BE CONSISTENT—Decide what you want and stick with it.  When you start changing your mind and modifying your requirements during the design, then you will spend more money because the developer has to undo the work that was done so that they can redo it to your new specifications.  Since components of a website are connected, it could be that this change may affect other parts of the website, which will require even more work from the developer resulting in an increase in the overall cost of the project.

So, don’t start changing your mind about your requirements and desires during development.  I do understand that sometimes things change, and those changes may occur in the middle of a website development project, which will necessitate a change in the design.  However, the point here is to not change your mind about preferences, the way things work, the flow of pages, design, etc. just because you have changed your mind about something.  Do all that work before the development begins and your developers will be able to go straight through the design costing you no more than the original quoted price.

USE INTERNAL RESOURCES—Use the skillset of the people in your organization to help defray some of the cost. This could be done by those individuals perhaps doing some of the work or by being intimately involved with the planning of the project.  A website developer will not necessarily present the most cost-effective solution.  Therefore, the more you know about various technologies beforehand, the better.

There may be power users in your organization that can help determine the best technology or approach to use.  They may also be able to counsel the stakeholders on the financial or operations impact a certain design approach could have.  Use these individuals to the best of their abilities. This alone could help defray development and post-development maintenance costs.

BE PREPARED—One thing that causes a web development cost to escalate is not being prepared.  I have seen companies that go to a web developer with the mindset that the web development company is going to help the company create their requirements and lead them in the right direction.  A web development company is in business to make money.  Though the company may have integrity, they are still in business to make money and the client is how they will make that money.  Therefore, it would not be to their advantage to start with the cheapest solution.  Instead, they may offer the deluxe package giving you bells and whistles that you may not need.

Discuss the website project internally before contacting a developer.  Decide what you want and what functions are required.  Determine how the site should look such as colors, layouts, types of images, etc.  You might even consider creating a style document to establish styling parameters for the site such as specific color code, layout, etc.

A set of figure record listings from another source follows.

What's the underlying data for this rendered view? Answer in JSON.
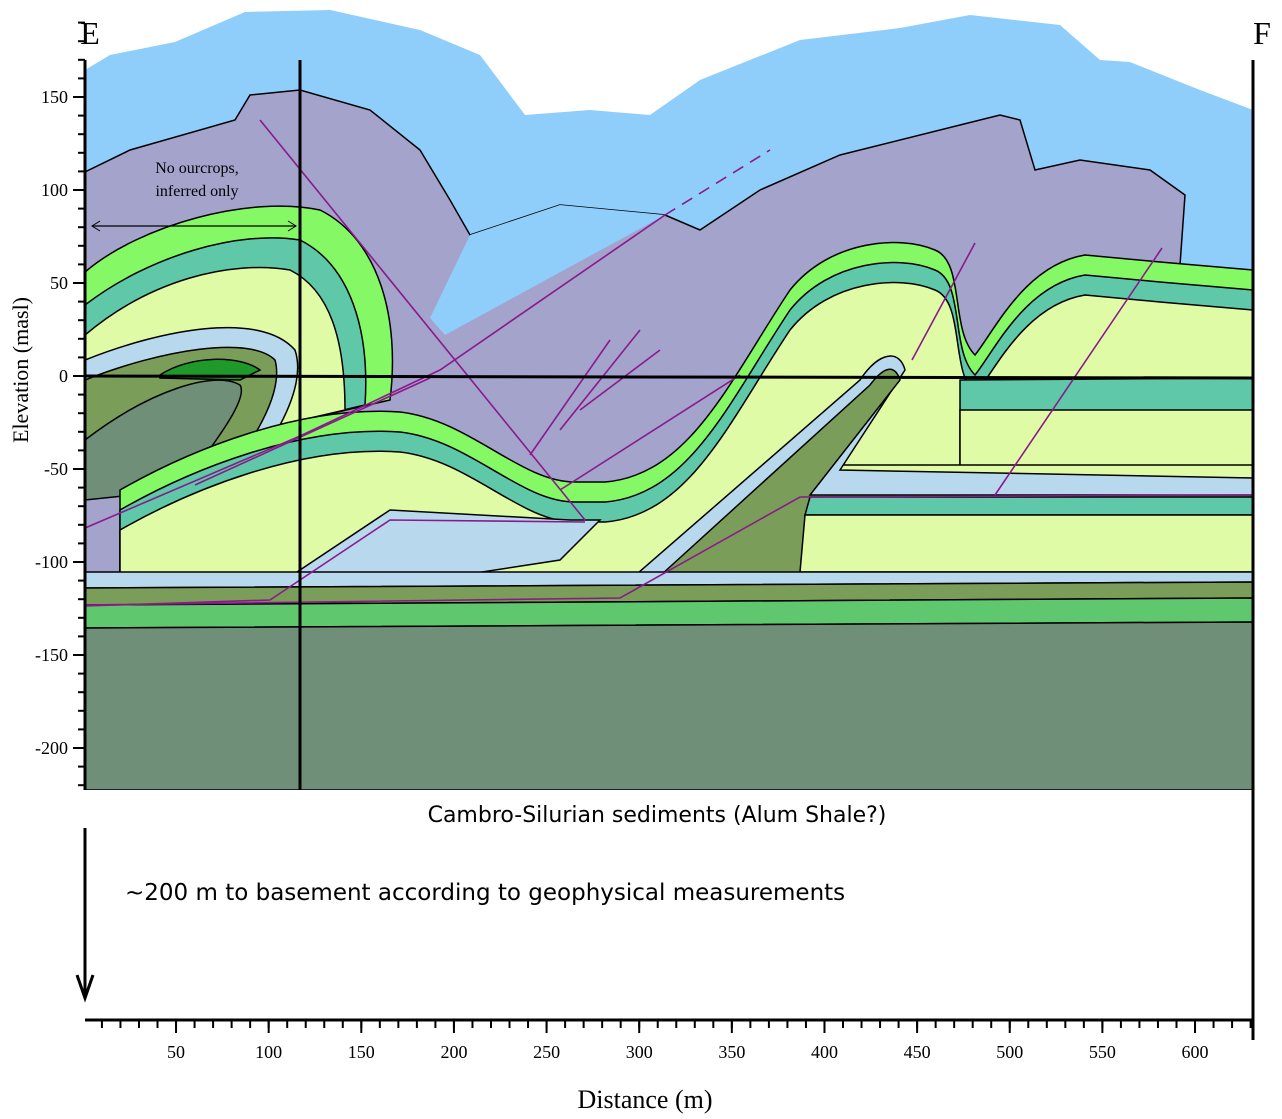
{
  "labels": {
    "left": "E",
    "right": "F"
  },
  "y_axis": {
    "title": "Elevation (masl)",
    "ticks": [
      150,
      100,
      50,
      0,
      -50,
      -100,
      -150,
      -200
    ]
  },
  "x_axis": {
    "title": "Distance (m)",
    "ticks": [
      50,
      100,
      150,
      200,
      250,
      300,
      350,
      400,
      450,
      500,
      550,
      600
    ]
  },
  "annotations": {
    "no_outcrops": [
      "No ourcrops,",
      "inferred only"
    ],
    "formation": "Cambro-Silurian sediments (Alum Shale?)",
    "basement": "~200 m to basement according to geophysical measurements"
  }
}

I like to use the analogy of building a house.  You would typically decide before going to a home developer how many rooms you want, the type of kitchen, type of backyard, the elevation style you prefer, etc.  You wouldn’t make those decisions while your home is being built.  The same holds true for a web project. Yes things may change during development, but it is far more cost effective to keep those to an absolute minimum by only making changes if true changes in the industry or policies have changed.